Qual è lo status politico di Taiwan?

“La situazione nello stretto di Taiwan è il frutto della guerra civile cinese congelata e mai davvero conclusa, scoppiata dopo la Seconda guerra mondiale. La vinsero i comunisti di Mao Zedong, che presero la Cina continentale, mentre i nazionalisti di Chiang Kai-shek si ritirarono sull’isola di Taiwan, dove continuarono la Repubblica di Cina. Dopo il 1949 tutto si fermò perché Mao non aveva la forza militare per invadere l’isola e Chiang aveva ottenuto la protezione degli Stati Uniti. Oggi quindi esistono la Repubblica popolare cinese e la Repubblica di Cina, con Pechino che ritiene le istituzioni dell’isola illegittime in quanto ‘resti’ di un governo che considera decaduto. Avvicinandoci ai giorni nostri, dagli anni Ottanta Taiwan ha subìto trasformazioni profonde, attraversando un processo di democratizzazione e di ‘localizzazione’, con i dirigenti di Taipei che man mano sono stati permeati dalla cultura e dall’identità taiwanese. Oggi il 60% della popolazione dell’isola si sente esclusivamente taiwanese, una percentuale che sale al 90% se si conta anche chi si sente in parte taiwanese e in parte cinese. Nonostante abbia oggi un limitato riconoscimento a livello internazionale, a differenza della Cina comunista, Taiwan opera come un Paese autonomo de facto, ma una sua dichiarazione formale di indipendenza sarebbe vista da Pechino come una rottura dell’integrità territoriale e attualmente la maggioranza dei taiwanesi desidera il mantenimento dello status quo, anche se spostando più avanti l’orizzonte temporale la fetta di popolazione favorevole all’indipendenza aumenta”.
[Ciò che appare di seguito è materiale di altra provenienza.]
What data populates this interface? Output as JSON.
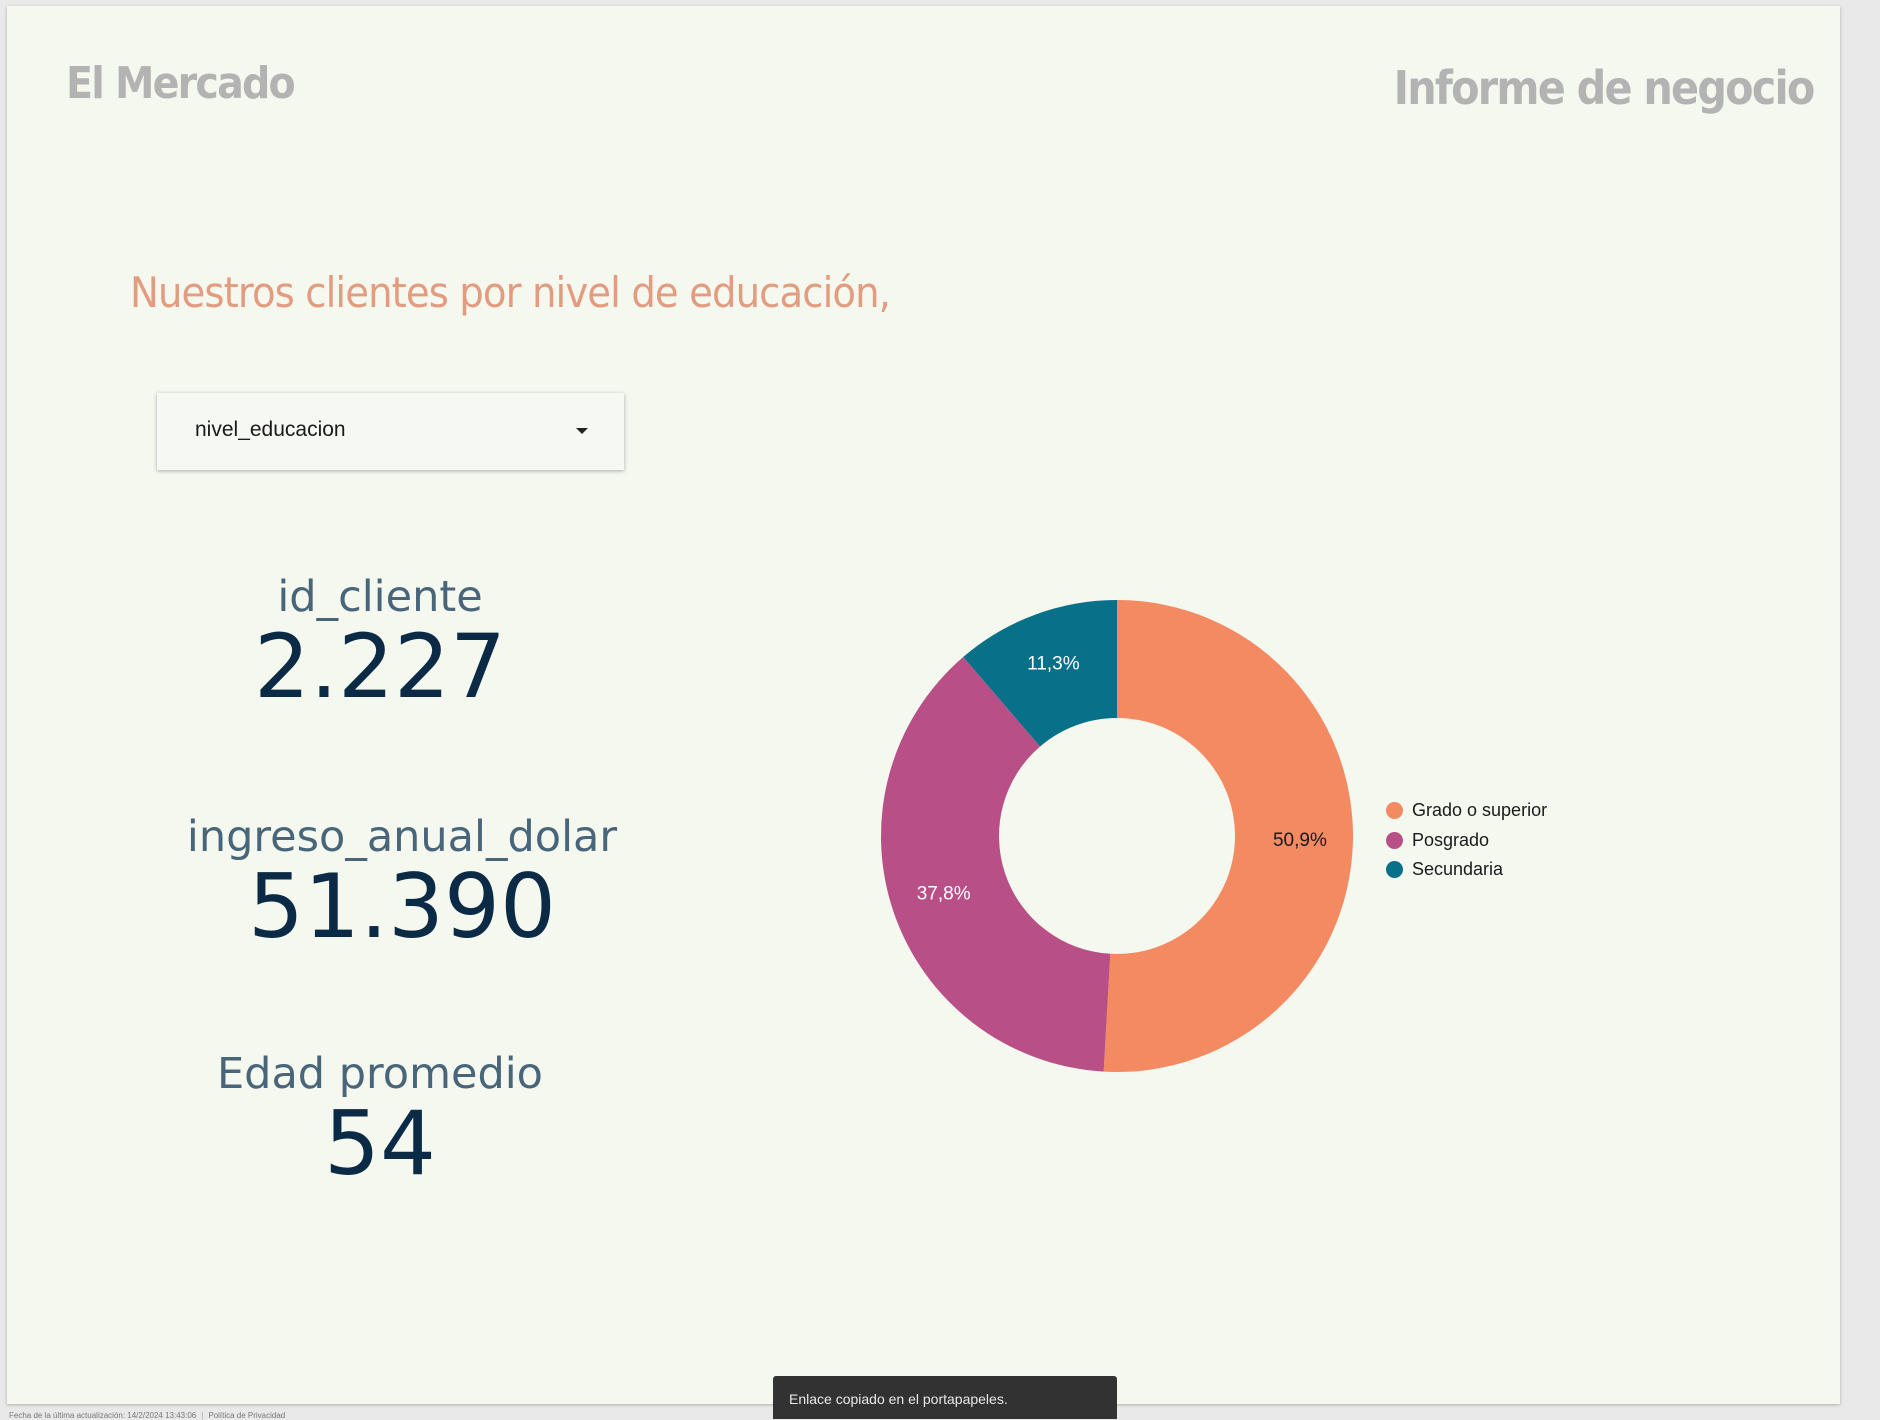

Ci può fare un ritratto dei candidati alle presidenziali?

“Nel panorama politico taiwanese il Partito democratico progressista, che potremmo dire rappresenti il centrosinistra, incarna l’anima più nazionalista, perché ritiene Taiwan un Paese a sé stante, diverso dalla Cina. Il suo candidato è William Lai Ching-te. Il Partito conservatore (Kuomintang) riconosce una certa identità cinese di Taiwan e considera necessario mantenere un dialogo non conflittuale con la Cina. Candida Hou Yu-ih. C’è poi Ko Wen-je, il leader del Taiwan People’s Party, ex sindaco della capitale Taipei, che si presenta come il candidato anti-establishment e piace anche ai giovani elettori”.
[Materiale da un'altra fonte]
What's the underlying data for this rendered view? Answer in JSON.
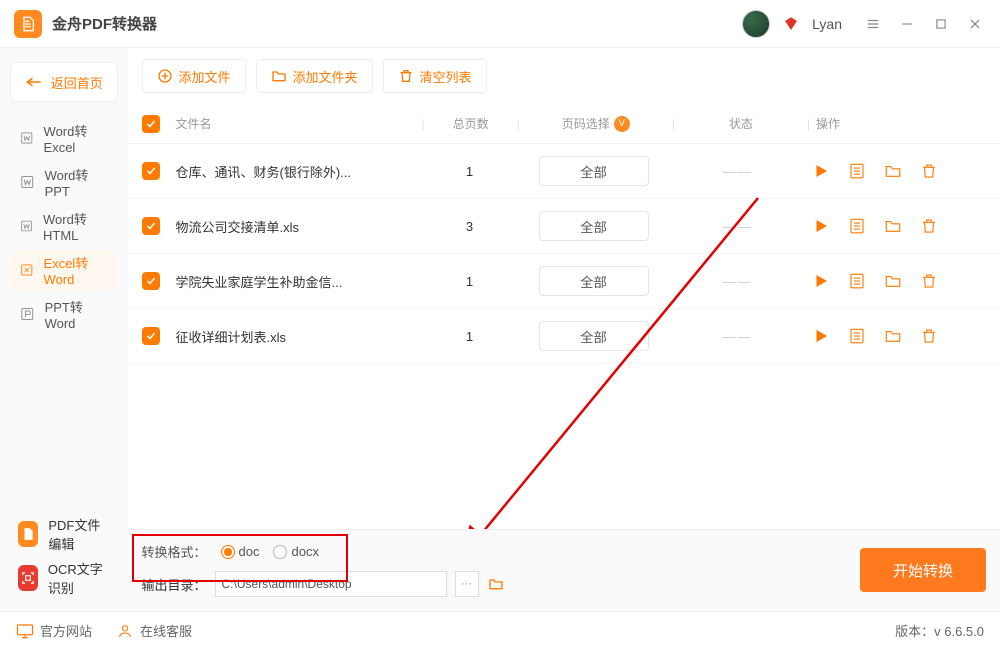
{
  "app_title": "金舟PDF转换器",
  "username": "Lyan",
  "home_button": "返回首页",
  "sidebar": {
    "items": [
      {
        "label": "Word转Excel"
      },
      {
        "label": "Word转PPT"
      },
      {
        "label": "Word转HTML"
      },
      {
        "label": "Excel转Word"
      },
      {
        "label": "PPT转Word"
      }
    ]
  },
  "features": {
    "pdf_edit": "PDF文件编辑",
    "ocr": "OCR文字识别"
  },
  "toolbar": {
    "add_file": "添加文件",
    "add_folder": "添加文件夹",
    "clear_list": "清空列表"
  },
  "table": {
    "headers": {
      "filename": "文件名",
      "pages": "总页数",
      "page_select": "页码选择",
      "status": "状态",
      "ops": "操作"
    },
    "rows": [
      {
        "name": "仓库、通讯、财务(银行除外)...",
        "pages": "1",
        "select": "全部",
        "status": "——"
      },
      {
        "name": "物流公司交接清单.xls",
        "pages": "3",
        "select": "全部",
        "status": "——"
      },
      {
        "name": "学院失业家庭学生补助金信...",
        "pages": "1",
        "select": "全部",
        "status": "——"
      },
      {
        "name": "征收详细计划表.xls",
        "pages": "1",
        "select": "全部",
        "status": "——"
      }
    ]
  },
  "format": {
    "label": "转换格式：",
    "opt1": "doc",
    "opt2": "docx"
  },
  "output": {
    "label": "输出目录：",
    "path": "C:\\Users\\admin\\Desktop"
  },
  "start_button": "开始转换",
  "footer": {
    "website": "官方网站",
    "support": "在线客服",
    "version_label": "版本：",
    "version": "v 6.6.5.0"
  }
}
Quali scenari possono aprirsi in base all’esito del voto?

“In caso di vittoria dei democratico-progressisti si manterrebbe la continuità con l’attuale presidenza e si cercherebbe di rafforzare i rapporti con gli Usa e le altre democrazie, con crescenti tensioni con la Cina. Se vince il Kuomintag si potrebbe profilare una maggiore distensione nelle relazioni con Pechino”.

C’è il rischio di una guerra con la Cina?

“Non mi aspetto l’invasione di Taiwan come esito del risultato elettorale, anche se dovesse vincere il candidato più ostile a Pechino. La Cina è già ‘sopravvissuta’ all’attuale presidenza democratico-progressista, anche se i rapporti sono più tesi e l’atteggiamento cinese è più aggressivo l’invasione sarebbe automatica solo in caso di dichiarazione di indipendenza. La Repubblica popolare sa che un scontro adesso sarebbe controproducente. Secondo le proprie stesse valutazioni non ha raggiunto un livello di preparazione militare sufficiente per sostenere un’operazione del genere e ne subirebbe le ripercussioni sui mercati internazionali. Il principio guida di Pechino è ancora quello della riunificazione pacifica, anche se è un orizzonte sempre più lontano”.

Sullo sfondo di queste elezioni, gli Stati Uniti?

“Da parte loro c’è un tacito impegno a difendere Taiwan, ma non c’è nessun trattato che vincoli Washington a intervenire militarmente sebbene sia probabile che ciò avvenga in caso di invasione cinese. Al tempo stesso, Taipei potrebbe dichiarare l’indipendenza solo se gli Usa garantissero il loro appoggio, una condizione che per ora appare come molto improbabile”.